From: Matt Mahoney (matmahoney@yahoo.com)
Date: Wed Apr 30 2008 - 18:53:53 MDT
--- Tim Freeman <tim@fungible.com> wrote:
> From: Matt Mahoney <matmahoney@yahoo.com>
> >I realize you can describe a simple guiding principle for
> Friendliness
> >such as "increase total human utility". But it is up to humans to
> >write the code that describes our utility function.
>
> This assumes that humans can't write fairly compact code that
> estimates the human utility function, given human behavior as input.
> I have a specification of that code, and it's fairly simple. You
> could execute it if you had a Python interpreter running on a
> more-than-astronomically fast computer. See
> http://www.fungible.com/respect/paper.html.
>
> If you wish to maintain your conclusion, you could argue that my spec
> is wrong, or that an implementation of it that really works on
> buildable hardware would be incomprehensibly difficult. I'd really
> like to see a good argument that my spec is wrong, so please go that
> way if you have a choice.
I believe your algorithm is correct. It looks like your program is
based on AIXI^tl: enumerate all utility functions on time bounded
Turing machines of increasing complexity until a machine is found that
predicts a training set of observed human behavior. Is this right?
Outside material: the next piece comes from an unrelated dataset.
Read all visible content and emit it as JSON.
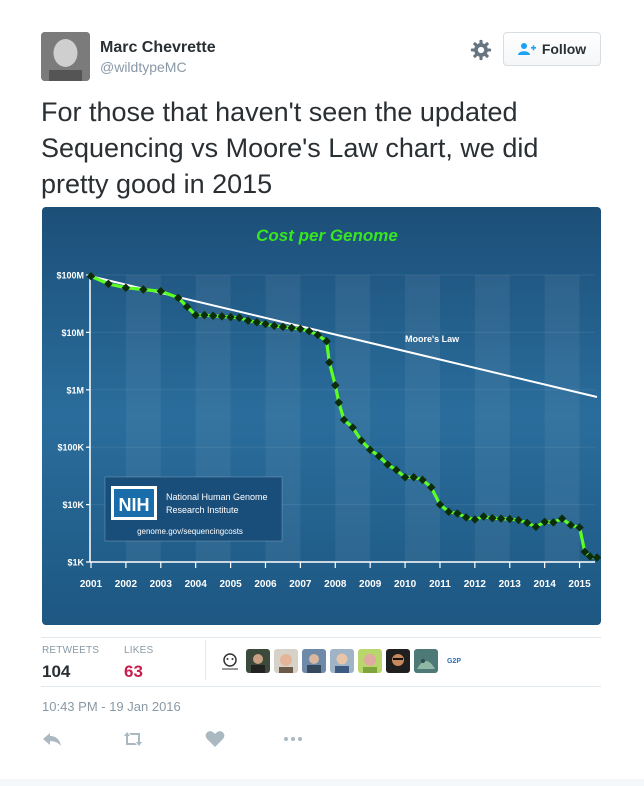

Have you estimated its run time?
Earlier I estimated the human genome complexity is bounded by 10^7
bits. If we assume that 10% of it encodes the brain, then the
complexity of the "hardcoded" algorithm (complexity at birth) is 10^6
bits. Your program also has to guess the laws of physics (409 bits*)
as well as human behavior, so you need to test 2^1000409 choices.
> >You cannot have any help from AI because that would mean the AI is
> >helping to reprogram its own goals.
>
> You're splitting things into two pieces when you don't need to, and
> then arguing that each piece must precede the other so it can't be
> done. The two pieces are the AI writing code and the AI determining
> what its goals are. It is possible to solve both problems at once by
> putting the code generation into the utility function.
If you had enough computing power to run your algorithm, then you would
have solved AI long ago. A faster algorithm (only 2^818 steps*) would
be to enumerate all laws of physics until a universe supporting
intelligent life is found.
*I am assuming (1) this is how the universe was actually created, (2)
that the optimal time bound of a Turing machine of n bits is 2^n steps
by Schmidhuber's speed prior, (3) a universe whose state is described
using S bits cannot be simulated in less than S steps, (4) the fastest
algorithm for a given universe is most likely to be found first, (5) in
our universe, S = the Bekenstein bound of the Hubble radius = 2.91 x
10^122 bits ~ 2^409 bits. Thus, simulating 2^409 universes for 2^409
steps each takes 2^818 step.
Also, 409 bits seems to me about the right order of magnitude length of
a description of the fundamental laws of physics.